This is probably going to seem daunting due to the size, but the 5.0.0 release notes are at https://www.elastic.co/guide/en/elasticsearch/reference/current/release-notes-5.0.0.html and release notes for all of the 2.x versions are at https://www.elastic.co/guide/en/elasticsearch/reference/2.4/es-release-notes.html . The size of these release notes should be an indication of how much further things have come in Elasticsearch since the 1.x versions. We do wrap up some of the benefits in our release blog posts, which you can find at the following locations
Regarding the "are the benefits worth the pain / we don't use (m)any of these features," only you can decide the value that these may provide. I work for Elastic, and I'm inherently biased towards answering "of course it's worth upgrading! Look at all the great things that are there!"
But in all seriousness, there are likely at least a few compelling reasons to upgrade. I'll leave it to you to decide if any of these are "worth it" to you:
- You'll obviously never use a feature that you don't have access to, so saying "we don't use (m)any of these features" may be at least partially because they're not available to your developers/users. You may be using other datastores that you could simplify architectures on by using a later version of Elasticsearch instead, for example. We've seen many users get a lot of additional value through these features and deploy Elasticsearch in entirely new use cases as a result.
- Resiliency is a hard thing to quantify, but if you're running 1.6 we can pretty authoritatively say that you stand a significantly increased risk of losing data at some point. See all of the items listed as 2.0-5.0 on our resiliency page for examples. Whether losing data in Elasticsearch is a big deal to you or not obviously depends on your use case(s) and what it means to recover that data. Some users have sophisticated methods to avoid some of these scenarios, but some are quite difficult to avoid and you may be setting yourself up for a 3am pager of a production outage, for example. What that means to your business obviously is up to you. 5.0 is so much better at resiliency than 1.6 that maybe you/your management would decide to use it for other reasons if you had the latest/greatest. If you're running a "large installation," I'd think that this reason alone may be very compelling.
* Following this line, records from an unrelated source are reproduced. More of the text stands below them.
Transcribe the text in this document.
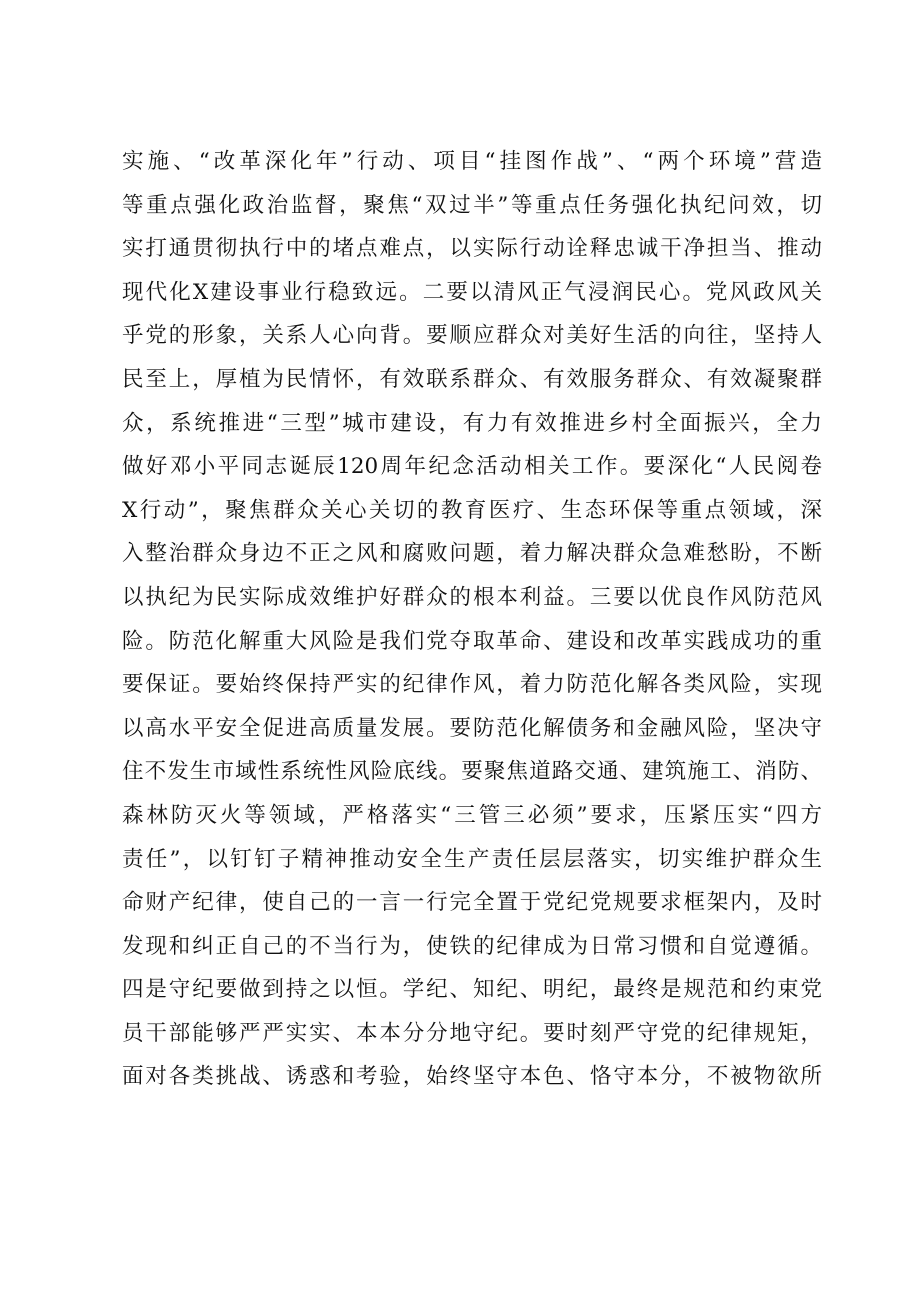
实施、“改革深化年”行动、项目“挂图作战”、“两个环境”营造
等重点强化政治监督，聚焦“双过半”等重点任务强化执纪问效，切
实打通贯彻执行中的堵点难点，以实际行动诠释忠诚干净担当、推动
现代化X建设事业行稳致远。二要以清风正气浸润民心。党风政风关
乎党的形象，关系人心向背。要顺应群众对美好生活的向往，坚持人
民至上，厚植为民情怀，有效联系群众、有效服务群众、有效凝聚群
众，系统推进“三型”城市建设，有力有效推进乡村全面振兴，全力
做好邓小平同志诞辰120周年纪念活动相关工作。要深化“人民阅卷
X行动”，聚焦群众关心关切的教育医疗、生态环保等重点领域，深
入整治群众身边不正之风和腐败问题，着力解决群众急难愁盼，不断
以执纪为民实际成效维护好群众的根本利益。三要以优良作风防范风
险。防范化解重大风险是我们党夺取革命、建设和改革实践成功的重
要保证。要始终保持严实的纪律作风，着力防范化解各类风险，实现
以高水平安全促进高质量发展。要防范化解债务和金融风险，坚决守
住不发生市域性系统性风险底线。要聚焦道路交通、建筑施工、消防、
森林防灭火等领域，严格落实“三管三必须”要求，压紧压实“四方
责任”，以钉钉子精神推动安全生产责任层层落实，切实维护群众生
命财产纪律，使自己的一言一行完全置于党纪党规要求框架内，及时
发现和纠正自己的不当行为，使铁的纪律成为日常习惯和自觉遵循。
四是守纪要做到持之以恒。学纪、知纪、明纪，最终是规范和约束党
员干部能够严严实实、本本分分地守纪。要时刻严守党的纪律规矩，
面对各类挑战、诱惑和考验，始终坚守本色、恪守本分，不被物欲所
- With all of the performance benefits -- especially if you're storing numbers (including dates, metrics, IP addresses, or geo locations) though generally across the board -- you could benefit in reduced storage costs, CPU usage, and memory usage.
- If your data is time-based, you could use the
_rollover
and/or_shrink
APIs in 5.0 to optimize your shard utilization, which can yield improved performance and lower heap usage - If you're at all concerned with security, 2.0 is significantly better and 5.0 is significantly better than that. This means lower chances of somebody using Elasticsearch as an attack vector for the other machines in your corporation, for example.
- Shortly, 1.6.0 will be end-of-life. It's generally not good to be running end-of-life software.
- I'll add a bit of a plug for our company here as well: with 5.0, we have a nice set of features in our x-pack. It plugs nicely in to provide a variety of additional features, including security, alerting, monitoring, and graph functionality.
If you're running a large installation in an company, you'll ultimately need to consider how important Elasticsearch is to your business and what would happen if it went away all of a sudden due to resiliency issues or somebody used it as an attack vector to other systems you owned. That may be some indication as to whether you'd want to upgrade or not. The new features that may mean you could simplify or get additional benefit out of business/technical processes may be another reason. The performance benefits may be yet another.
How much these mean to you is ultimately going to be up to you, but I do hope you decide it's worth it!